塩類を吸い取るための和紙を貼り付けた大分元町石仏=昨年10月、大分市元町
石仏のそばに機器などを設置する研究者=昨年11月、大分市元町

 【大分】大分市元町の磨崖仏「大分元町石仏」(国指定史跡)の劣化を防ごうと、市教委がユニークな対策に取り組んでいる。石仏本体に和紙を貼り付けて原因物質を吸い取る独自の手法で、国内外の研究者が注目している。昨年11月、より効果的な保存処理を探る実地試験が始まった。

 市教委文化財課によると、劣化の主な原因は、石仏が吸い上げた地下水に含まれる塩類(硫酸ナトリウム)。塩類は体表で結晶化。その衝撃が積み重なり、石仏が崩れていく。

 地下水は過去の対策工事で遮断したが、石仏内部に塩類がたまっている。同課は2014年度、和紙による処理を本格的に始めた。

 和紙の効果が分かったのは「偶然」という。もともとは傷んだ箇所を補強する目的で貼り付けたが、表面に結晶ができているのを発見。同課に協力する奈良文化財研究所の研究者らが調査し、「脱塩」効果を確認した。

 同課の手法に海外からも関心が寄せられている。13年はバングラデシュ、昨年はドイツの研究者が石仏を訪れ、和紙を含めた対策事業を学んだ。

 同課は和紙の活用を当面続ける予定。一方、処理を施す間隔は検討中だ。保存継承の機運を高めるため、「何も貼っていない本来の姿を見てもらうことも大切」。頻繁な張り替えは石仏を傷める危険もある。

 近年は年1回、2カ月ほど貼り付けてきたが、21~22年は休止。昨年10~12月、3年ぶりに実施した。今後、結晶の付着量などを調べ、適切な間隔を考える。

 同課の河野史郎参事補(57)は「塩類対策は今後の保存整備の第一歩。より良い方法を探りたい」。

 同11月には、奈良文化財研究所埋蔵文化財センター保存修復科学研究室の脇谷草一郎室長(47)や京都大工学研究科の高取伸光助教(31)らが大分元町石仏を訪問。同じ凝灰岩で作った直方体(縦・横20センチ、高さ40センチ)をそばに設置した。年単位で水分量や温度などのデータを計測し、より効率的に脱塩できる手法の開発に役立てる。

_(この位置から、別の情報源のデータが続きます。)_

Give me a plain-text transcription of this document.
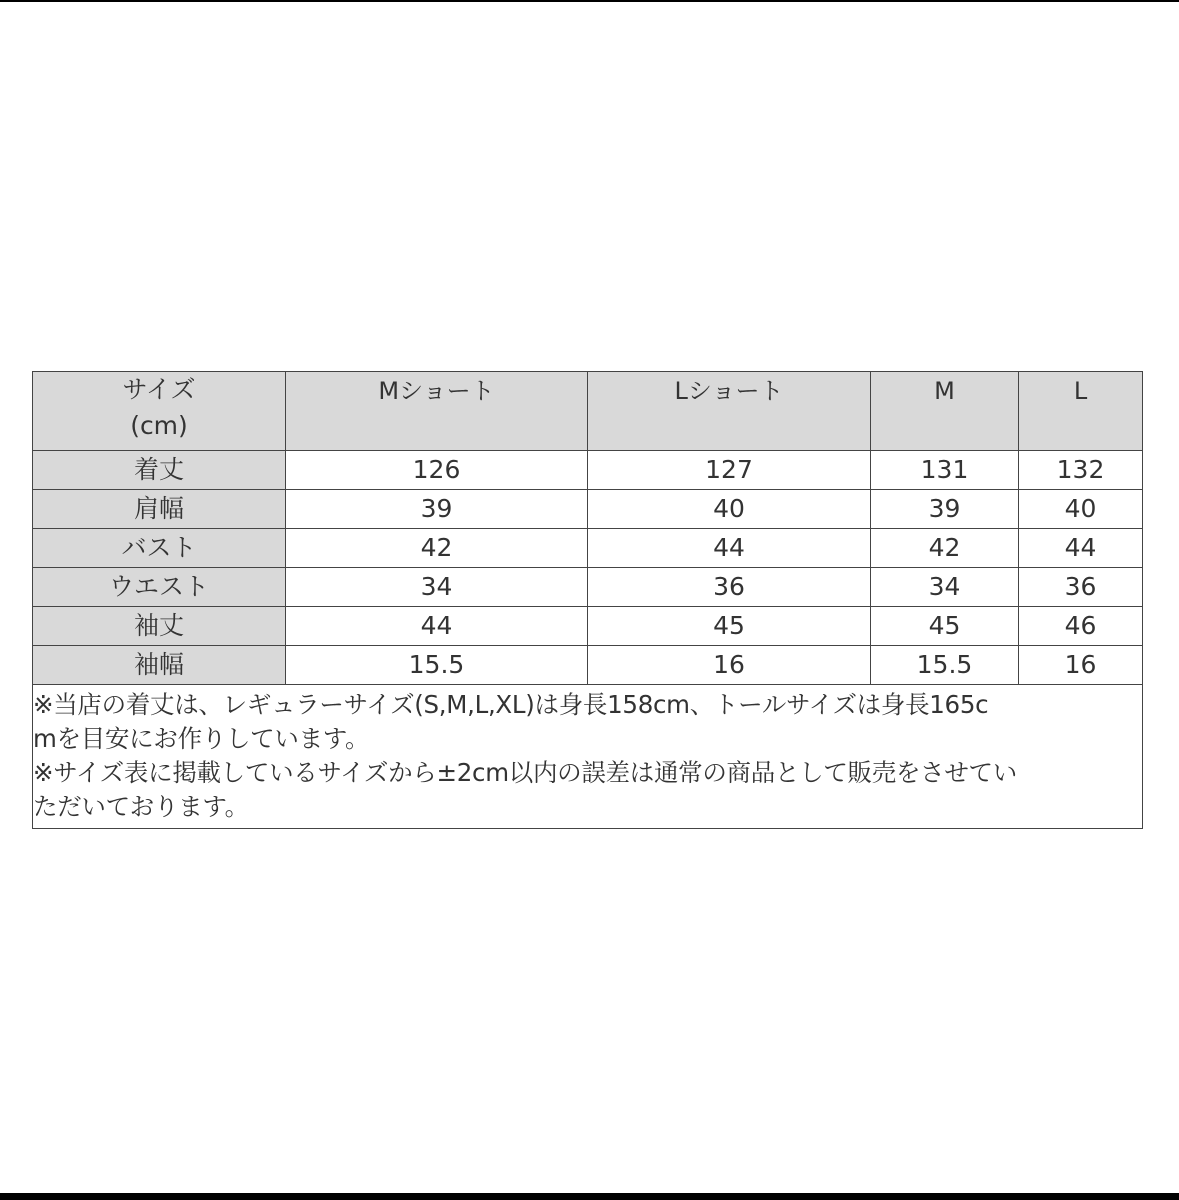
サイズ
(cm)	Mショート	Lショート	M	L
着丈	126	127	131	132
肩幅	39	40	39	40
バスト	42	44	42	44
ウエスト	34	36	34	36
袖丈	44	45	45	46
袖幅	15.5	16	15.5	16

※当店の着丈は、レギュラーサイズ(S,M,L,XL)は身長158cm、トールサイズは身長165c
mを目安にお作りしています。
※サイズ表に掲載しているサイズから±2cm以内の誤差は通常の商品として販売をさせてい
ただいております。				
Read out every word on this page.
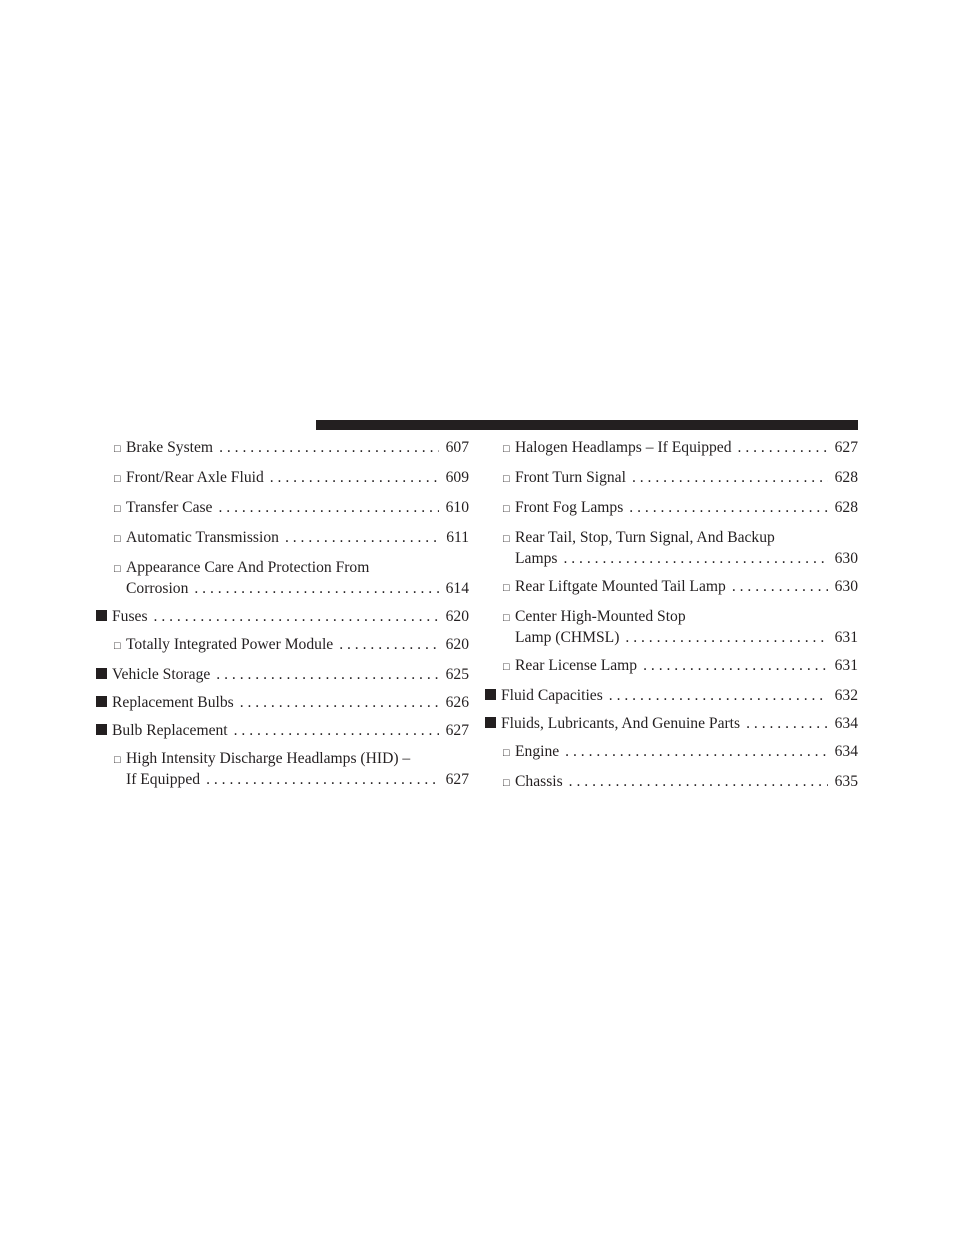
□ Brake System . . .	607
□ Front/Rear Axle Fluid . . .	609
□ Transfer Case . . .	610
□ Automatic Transmission . . .	611
□ Appearance Care And Protection From
Corrosion . . .	614
Fuses . . .	620
□ Totally Integrated Power Module . . .	620
Vehicle Storage . . .	625
Replacement Bulbs . . .	626
Bulb Replacement . . .	627
□ High Intensity Discharge Headlamps (HID) –
If Equipped . . .	627
□ Halogen Headlamps – If Equipped . . .	627
□ Front Turn Signal . . .	628
□ Front Fog Lamps . . .	628
□ Rear Tail, Stop, Turn Signal, And Backup
Lamps . . .	630
□ Rear Liftgate Mounted Tail Lamp . . .	630
□ Center High-Mounted Stop
Lamp (CHMSL) . . .	631
□ Rear License Lamp . . .	631
Fluid Capacities . . .	632
Fluids, Lubricants, And Genuine Parts . . .	634
□ Engine . . .	634
□ Chassis . . .	635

 脇谷室長は「各国の遺跡などが塩類の被害を受けている。研究の意義は大きい」。高取助教は「これほど丁寧な調査・実験ができる場は少ない。『守りたい』という地元の意志を感じている」と話した。

<メモ>

 大分元町石仏は、大分市の市街地にほど近い上野台地東側に位置。平安後期の作とされる。中央の薬師如来坐像(ざぞう)(台座含む高さ3.84メートル)は定朝様式の流れをくみ、切れ長の目や優しい顔立ちが特徴。古くから両腕を欠損し、腹部などが大きくはがれ落ちている。近年は肩や膝の劣化が目立つ。市教委は1971年以降、継続的に保存整備を実施。86~95年は排水ボーリングやトンネルなどを設け、地下水を遮断した。